212I am also mindful that costs award should reflect more what the court views as a fair and reasonable amount that should be paid by the unsuccessful party rather than any exact measure of the actual costs to the successful litigant.: Zesta Engineering Ltd. v. Cloutier, para. 4. The amount fixed for costs must be fair, proportionate and within the expectations of the parties.
213In this regard, taking a step back and considering the nature of the motions, the outcome of the motions, with the defendants being entirely successful, and considering the reasonable expectations of the parties, I order partial indemnity costs in the all-inclusive sum of $50,0000 payable by the plaintiff to the defendant Robert George.
214Further, the plaintiff shall pay costs to the defendant Michele on a partial indemnity basis in the amount of $30,000 inclusive of fees, disbursements and HST.

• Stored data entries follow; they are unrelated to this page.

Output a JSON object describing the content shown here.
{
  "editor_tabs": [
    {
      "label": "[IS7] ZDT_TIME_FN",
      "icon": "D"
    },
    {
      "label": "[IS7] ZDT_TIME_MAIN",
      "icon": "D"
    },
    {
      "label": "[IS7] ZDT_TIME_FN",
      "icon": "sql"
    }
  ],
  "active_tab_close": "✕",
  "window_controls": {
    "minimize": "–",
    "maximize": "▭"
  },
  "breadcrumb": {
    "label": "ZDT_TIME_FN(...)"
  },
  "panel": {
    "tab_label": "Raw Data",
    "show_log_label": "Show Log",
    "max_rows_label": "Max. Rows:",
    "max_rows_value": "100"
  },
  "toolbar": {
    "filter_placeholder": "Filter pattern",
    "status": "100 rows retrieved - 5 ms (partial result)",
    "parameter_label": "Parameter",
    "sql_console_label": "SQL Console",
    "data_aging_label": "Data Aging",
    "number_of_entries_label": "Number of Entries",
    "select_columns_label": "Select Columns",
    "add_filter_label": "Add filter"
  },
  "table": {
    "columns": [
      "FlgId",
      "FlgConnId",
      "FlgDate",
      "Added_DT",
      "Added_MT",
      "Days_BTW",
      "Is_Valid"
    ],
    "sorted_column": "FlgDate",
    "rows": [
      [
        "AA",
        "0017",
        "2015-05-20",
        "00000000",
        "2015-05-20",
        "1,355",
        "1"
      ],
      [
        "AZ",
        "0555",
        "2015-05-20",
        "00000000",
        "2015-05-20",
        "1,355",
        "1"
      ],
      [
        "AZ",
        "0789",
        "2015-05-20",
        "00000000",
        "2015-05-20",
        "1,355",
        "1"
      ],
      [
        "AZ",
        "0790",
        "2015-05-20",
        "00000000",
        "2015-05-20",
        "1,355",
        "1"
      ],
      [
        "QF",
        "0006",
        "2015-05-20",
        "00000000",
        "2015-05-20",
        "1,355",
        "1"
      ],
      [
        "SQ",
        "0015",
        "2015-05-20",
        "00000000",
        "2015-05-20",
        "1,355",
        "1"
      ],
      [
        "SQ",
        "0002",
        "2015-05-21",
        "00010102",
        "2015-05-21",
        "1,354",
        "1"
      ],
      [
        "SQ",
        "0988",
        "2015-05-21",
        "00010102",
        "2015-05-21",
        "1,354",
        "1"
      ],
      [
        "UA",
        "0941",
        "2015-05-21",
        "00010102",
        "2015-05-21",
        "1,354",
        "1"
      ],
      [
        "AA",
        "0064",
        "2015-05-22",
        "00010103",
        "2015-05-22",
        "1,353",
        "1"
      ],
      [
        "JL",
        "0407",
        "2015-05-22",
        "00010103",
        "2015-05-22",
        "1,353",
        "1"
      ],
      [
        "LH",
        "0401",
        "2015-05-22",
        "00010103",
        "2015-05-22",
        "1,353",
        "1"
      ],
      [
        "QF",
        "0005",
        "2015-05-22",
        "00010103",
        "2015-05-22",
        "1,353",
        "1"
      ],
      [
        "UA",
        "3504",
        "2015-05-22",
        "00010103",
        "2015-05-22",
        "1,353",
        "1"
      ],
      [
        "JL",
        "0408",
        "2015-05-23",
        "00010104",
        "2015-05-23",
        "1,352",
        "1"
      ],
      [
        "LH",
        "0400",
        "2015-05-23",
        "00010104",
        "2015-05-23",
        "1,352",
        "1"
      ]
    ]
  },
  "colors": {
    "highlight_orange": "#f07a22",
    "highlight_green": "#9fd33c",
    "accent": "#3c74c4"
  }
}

215With respect to the timing of the payment of costs, in Axton v. Kent, the Divisional Court confirmed that “it is salutary practice to order costs payable forthwith on interlocutory orders unless the justice of the case suggests otherwise.” In the immediate case, I see no reason to depart from the general practice that costs should be payable forthwith. In this regard, unless the parties agree otherwise, costs of the motions on a partial indemnity basis in the amounts as specified above, shall be payable by the plaintiff to the defendants within 30 days. (Rule 57.03(1)(a)).
216Order to go to reflect the wording of this endorsement.